Discriminant Analysis

2021-05-02 | Modified: 2021-05-02

Linear Discriminant Classifier

Suppose we have two classes of data \(P_1\) and \(P_2\) corresponding to genuine and counterfeit currency distributed \(f_j(\mathbf x)\), \(j = \{1, 2\}\). Letting \(Y\) denote classes \(Y = 1\) or \(Y = 2\). We also assume the prior probabilities of class assignment as \(\mathbb P(Y = 1) = \pi_1\), \(\mathbb P(Y = 2) = \pi_2\) and \(\pi_1 + \pi_2 = 1\).

Given we have observed \(\mathbf x\) what is the probability of it belonging to class 1?

$$\mathbb P(Y = 1 \mid X = \mathbf x) = \frac{\mathbb P(Y = 1 \cap X = \mathbf x)}{\mathbb P(X = \mathbf x)} = \frac{f_1(\mathbf x)\pi_1}{f_1(\mathbf x)\pi_1 + f_2(\mathbf x)\pi_2}$$

thus Bayes rule classifies \(\mathbf x\) to the class with the highest probability:

$$\varphi(\mathbf x) = \arg \underset{j\in\{1, 2\}}\max \mathbb P(Y = j \mid X = \mathbf x).$$

In other words, we assign \(\mathbf x\) to class 1 if \(\mathbb P(Y = 1 \mid X = \mathbf x) > \mathbb P(Y = 2 \mid X = \mathbf x)\) or \(f_1(\mathbf x)\pi_1 > f_2(\mathbf x)\pi_2\).
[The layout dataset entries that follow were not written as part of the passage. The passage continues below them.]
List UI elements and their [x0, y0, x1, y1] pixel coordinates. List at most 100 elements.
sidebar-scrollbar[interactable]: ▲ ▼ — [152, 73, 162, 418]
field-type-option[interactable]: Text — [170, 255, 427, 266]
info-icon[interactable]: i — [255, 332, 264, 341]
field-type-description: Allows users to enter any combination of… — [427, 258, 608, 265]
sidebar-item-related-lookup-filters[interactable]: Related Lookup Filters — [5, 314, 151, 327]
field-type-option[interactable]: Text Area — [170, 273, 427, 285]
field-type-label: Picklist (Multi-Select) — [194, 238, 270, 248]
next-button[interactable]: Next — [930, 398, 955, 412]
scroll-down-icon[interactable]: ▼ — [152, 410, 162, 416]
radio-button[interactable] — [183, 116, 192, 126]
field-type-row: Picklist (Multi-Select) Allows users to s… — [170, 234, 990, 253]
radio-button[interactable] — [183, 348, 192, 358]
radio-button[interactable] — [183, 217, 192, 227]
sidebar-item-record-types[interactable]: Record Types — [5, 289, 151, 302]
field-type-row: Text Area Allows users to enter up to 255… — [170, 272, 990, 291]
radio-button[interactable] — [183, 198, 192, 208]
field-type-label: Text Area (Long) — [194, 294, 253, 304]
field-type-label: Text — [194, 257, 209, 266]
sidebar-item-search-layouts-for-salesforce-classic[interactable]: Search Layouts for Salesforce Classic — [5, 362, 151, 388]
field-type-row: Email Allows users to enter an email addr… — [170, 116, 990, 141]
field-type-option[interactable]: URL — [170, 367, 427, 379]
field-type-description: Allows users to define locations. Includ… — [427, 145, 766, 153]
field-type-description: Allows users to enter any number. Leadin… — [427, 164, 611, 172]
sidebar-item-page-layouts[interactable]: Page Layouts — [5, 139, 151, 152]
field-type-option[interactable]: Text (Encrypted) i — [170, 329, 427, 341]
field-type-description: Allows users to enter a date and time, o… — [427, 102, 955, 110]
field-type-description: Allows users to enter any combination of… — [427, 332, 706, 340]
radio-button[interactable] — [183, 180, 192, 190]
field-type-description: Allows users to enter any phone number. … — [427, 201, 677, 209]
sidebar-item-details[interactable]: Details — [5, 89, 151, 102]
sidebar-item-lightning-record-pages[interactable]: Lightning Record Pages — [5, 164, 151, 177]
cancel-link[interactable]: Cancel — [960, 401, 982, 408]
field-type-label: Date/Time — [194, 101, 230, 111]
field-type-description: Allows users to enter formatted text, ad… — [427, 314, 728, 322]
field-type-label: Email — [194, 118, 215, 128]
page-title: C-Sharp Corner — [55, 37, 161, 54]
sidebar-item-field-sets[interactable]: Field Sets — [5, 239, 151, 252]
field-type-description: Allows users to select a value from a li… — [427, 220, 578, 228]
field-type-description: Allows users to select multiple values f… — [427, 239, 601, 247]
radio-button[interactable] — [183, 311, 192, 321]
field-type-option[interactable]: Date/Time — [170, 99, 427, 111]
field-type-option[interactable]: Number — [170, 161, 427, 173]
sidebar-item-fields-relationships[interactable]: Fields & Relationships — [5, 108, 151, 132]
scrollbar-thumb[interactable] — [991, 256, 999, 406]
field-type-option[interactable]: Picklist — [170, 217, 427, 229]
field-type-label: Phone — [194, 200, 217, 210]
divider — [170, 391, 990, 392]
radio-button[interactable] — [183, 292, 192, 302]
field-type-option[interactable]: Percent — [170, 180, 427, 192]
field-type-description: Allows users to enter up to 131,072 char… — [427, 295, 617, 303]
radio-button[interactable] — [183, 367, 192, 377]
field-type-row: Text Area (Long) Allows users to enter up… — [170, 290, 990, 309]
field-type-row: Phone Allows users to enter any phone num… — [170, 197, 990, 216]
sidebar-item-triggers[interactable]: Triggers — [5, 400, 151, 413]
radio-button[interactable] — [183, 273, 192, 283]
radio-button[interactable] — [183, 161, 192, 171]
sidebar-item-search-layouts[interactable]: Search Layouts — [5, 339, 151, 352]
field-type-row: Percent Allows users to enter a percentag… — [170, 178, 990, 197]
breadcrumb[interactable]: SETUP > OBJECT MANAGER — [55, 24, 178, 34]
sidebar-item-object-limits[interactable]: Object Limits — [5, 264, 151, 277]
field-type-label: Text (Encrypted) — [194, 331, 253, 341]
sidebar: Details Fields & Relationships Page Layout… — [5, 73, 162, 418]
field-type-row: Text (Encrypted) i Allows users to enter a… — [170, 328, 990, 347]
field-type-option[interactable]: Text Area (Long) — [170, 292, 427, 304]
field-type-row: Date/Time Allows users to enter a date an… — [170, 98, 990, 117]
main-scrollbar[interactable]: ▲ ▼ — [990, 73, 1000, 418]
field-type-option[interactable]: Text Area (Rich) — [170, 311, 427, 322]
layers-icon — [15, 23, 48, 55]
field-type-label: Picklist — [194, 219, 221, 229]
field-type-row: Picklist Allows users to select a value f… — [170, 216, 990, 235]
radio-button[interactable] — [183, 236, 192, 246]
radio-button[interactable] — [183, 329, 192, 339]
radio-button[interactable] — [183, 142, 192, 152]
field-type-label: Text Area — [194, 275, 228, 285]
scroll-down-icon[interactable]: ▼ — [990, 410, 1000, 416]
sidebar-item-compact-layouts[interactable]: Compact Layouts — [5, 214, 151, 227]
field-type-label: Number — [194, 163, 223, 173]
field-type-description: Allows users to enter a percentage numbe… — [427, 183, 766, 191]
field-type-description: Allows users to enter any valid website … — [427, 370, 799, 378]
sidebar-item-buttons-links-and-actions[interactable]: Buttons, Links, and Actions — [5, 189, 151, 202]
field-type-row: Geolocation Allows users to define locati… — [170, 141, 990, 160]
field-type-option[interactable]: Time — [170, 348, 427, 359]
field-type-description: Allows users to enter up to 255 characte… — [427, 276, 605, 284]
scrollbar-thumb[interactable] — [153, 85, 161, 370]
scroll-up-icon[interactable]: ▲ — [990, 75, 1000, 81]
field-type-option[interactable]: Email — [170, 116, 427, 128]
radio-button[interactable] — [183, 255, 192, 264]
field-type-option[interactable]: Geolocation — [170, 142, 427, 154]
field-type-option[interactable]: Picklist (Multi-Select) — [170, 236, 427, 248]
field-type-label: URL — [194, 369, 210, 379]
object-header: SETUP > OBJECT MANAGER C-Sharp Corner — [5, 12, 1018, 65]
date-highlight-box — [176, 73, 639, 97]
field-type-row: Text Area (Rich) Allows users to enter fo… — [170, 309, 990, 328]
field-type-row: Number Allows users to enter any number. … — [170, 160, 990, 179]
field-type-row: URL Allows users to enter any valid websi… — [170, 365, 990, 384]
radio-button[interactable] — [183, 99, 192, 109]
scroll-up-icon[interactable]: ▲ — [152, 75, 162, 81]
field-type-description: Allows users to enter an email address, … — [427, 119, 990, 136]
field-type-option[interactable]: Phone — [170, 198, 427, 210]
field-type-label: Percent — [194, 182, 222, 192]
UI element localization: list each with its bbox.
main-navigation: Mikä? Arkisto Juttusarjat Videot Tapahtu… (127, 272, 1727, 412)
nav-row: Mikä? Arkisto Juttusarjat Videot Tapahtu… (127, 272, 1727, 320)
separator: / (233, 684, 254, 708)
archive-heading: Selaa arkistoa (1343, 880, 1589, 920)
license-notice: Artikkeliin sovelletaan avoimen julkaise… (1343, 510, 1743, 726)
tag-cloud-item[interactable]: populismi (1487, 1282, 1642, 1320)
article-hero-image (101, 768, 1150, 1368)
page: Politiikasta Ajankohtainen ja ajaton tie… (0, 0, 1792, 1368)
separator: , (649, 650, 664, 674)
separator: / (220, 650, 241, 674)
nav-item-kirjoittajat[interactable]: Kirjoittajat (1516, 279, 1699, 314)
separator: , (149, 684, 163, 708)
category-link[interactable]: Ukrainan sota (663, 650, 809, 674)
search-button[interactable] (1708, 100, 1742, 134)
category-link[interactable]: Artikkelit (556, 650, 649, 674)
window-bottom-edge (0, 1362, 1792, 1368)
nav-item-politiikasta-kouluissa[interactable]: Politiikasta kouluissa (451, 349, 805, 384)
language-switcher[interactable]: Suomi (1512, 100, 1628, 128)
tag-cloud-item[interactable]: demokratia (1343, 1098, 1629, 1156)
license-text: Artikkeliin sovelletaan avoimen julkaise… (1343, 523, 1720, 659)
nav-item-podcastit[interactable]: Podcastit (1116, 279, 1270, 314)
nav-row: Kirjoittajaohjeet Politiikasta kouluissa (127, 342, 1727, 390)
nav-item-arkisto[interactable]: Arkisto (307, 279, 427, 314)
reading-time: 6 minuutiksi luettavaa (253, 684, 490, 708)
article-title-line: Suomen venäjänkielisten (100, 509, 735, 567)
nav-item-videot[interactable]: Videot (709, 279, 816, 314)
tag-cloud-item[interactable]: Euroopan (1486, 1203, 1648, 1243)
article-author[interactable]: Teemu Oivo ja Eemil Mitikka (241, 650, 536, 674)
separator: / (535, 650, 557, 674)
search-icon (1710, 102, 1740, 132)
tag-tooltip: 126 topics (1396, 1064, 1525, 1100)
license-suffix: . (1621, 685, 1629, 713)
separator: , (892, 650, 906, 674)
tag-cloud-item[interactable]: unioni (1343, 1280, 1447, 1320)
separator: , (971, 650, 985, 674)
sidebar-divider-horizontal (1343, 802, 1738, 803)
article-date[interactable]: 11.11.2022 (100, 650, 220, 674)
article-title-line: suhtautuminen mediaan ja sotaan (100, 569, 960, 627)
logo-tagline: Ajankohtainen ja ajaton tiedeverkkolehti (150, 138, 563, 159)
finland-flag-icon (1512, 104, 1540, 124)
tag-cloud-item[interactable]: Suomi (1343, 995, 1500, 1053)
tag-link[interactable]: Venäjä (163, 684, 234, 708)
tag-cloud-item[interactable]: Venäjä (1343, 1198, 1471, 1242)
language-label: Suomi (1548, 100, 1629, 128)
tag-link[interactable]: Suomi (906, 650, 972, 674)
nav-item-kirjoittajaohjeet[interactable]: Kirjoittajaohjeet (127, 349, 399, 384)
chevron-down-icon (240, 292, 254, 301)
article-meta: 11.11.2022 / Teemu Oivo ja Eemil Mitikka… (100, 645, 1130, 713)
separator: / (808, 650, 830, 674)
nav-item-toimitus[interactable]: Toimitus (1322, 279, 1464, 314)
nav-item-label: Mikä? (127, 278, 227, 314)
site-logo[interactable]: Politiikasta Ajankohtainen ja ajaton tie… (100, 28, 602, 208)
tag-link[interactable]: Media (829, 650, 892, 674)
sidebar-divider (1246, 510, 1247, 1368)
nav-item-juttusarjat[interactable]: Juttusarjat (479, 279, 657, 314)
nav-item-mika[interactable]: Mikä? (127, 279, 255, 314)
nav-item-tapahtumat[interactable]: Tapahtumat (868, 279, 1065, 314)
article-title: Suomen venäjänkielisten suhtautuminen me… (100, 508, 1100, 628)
Assuming the populations follow a normal distribution with different means but equal covariance, \(X \mid Y = j \sim \mathcal N(\mu_, \Sigma)\) We then assign \(\mathbf x\) to class 1 if

$$\begin{aligned} &\frac{f_1(\mathbf x)}{f_2(\mathbf x)} > \frac{\pi_2}{\pi_1} \\ &\Rightarrow \log \frac{f_1(\mathbf x)}{f_2(\mathbf x)} + \log \frac{\pi_1}{\pi_2} > 0 \\ &= \log \frac{\pi_1}{\pi_2} + (\mu_1 - \mu_2)^T\Sigma^{-1}\mathbf x - \frac{1}{2} (\mu_1 - \mu_2)^T\Sigma^{-1}(\mu_1 + \mu_2) > 0. \end{aligned}$$

In practice the true mean and covariance is not known for population distributions. Instead we use the sample statistic, \(\hat \mu_j = \bar{\mathbf x_j}\) for the mean and \(\hat \Sigma_j = \sum_i (x_i - \bar{\mathbf x_j})^T(x_i - \bar{\mathbf x_j}) \,/\, (n_j - 1)\) for the covariance. It is also common to specify the prior probabilites as \(\hat \pi_j = n_j \,/\, N\), where \(n_j\) is the number of observations in class \(j\).

Relaxing Constraints and Generalizing

So far we have looked at the \(K =2\) classes case. For \(K > 2\) the probability of observation \(\mathbf x\) being distributed under class \(j\) is

$$\mathbb P(Y = j \mid \mathbf x) = \frac{f_j(x)\pi_j(x)}{\sum_{k=1}^K f_k(\mathbf x)\pi_k(\mathbf x)}$$

If we assume the populations do not have the same covariance \(\Sigma_j \neq \Sigma_k\) we get Quadratic Discriminant Analysis. Gaussian assumption can be replaced for non-linear decision boundary and the non-parametric version, Naive Bayes also considers independent conditional probabilities.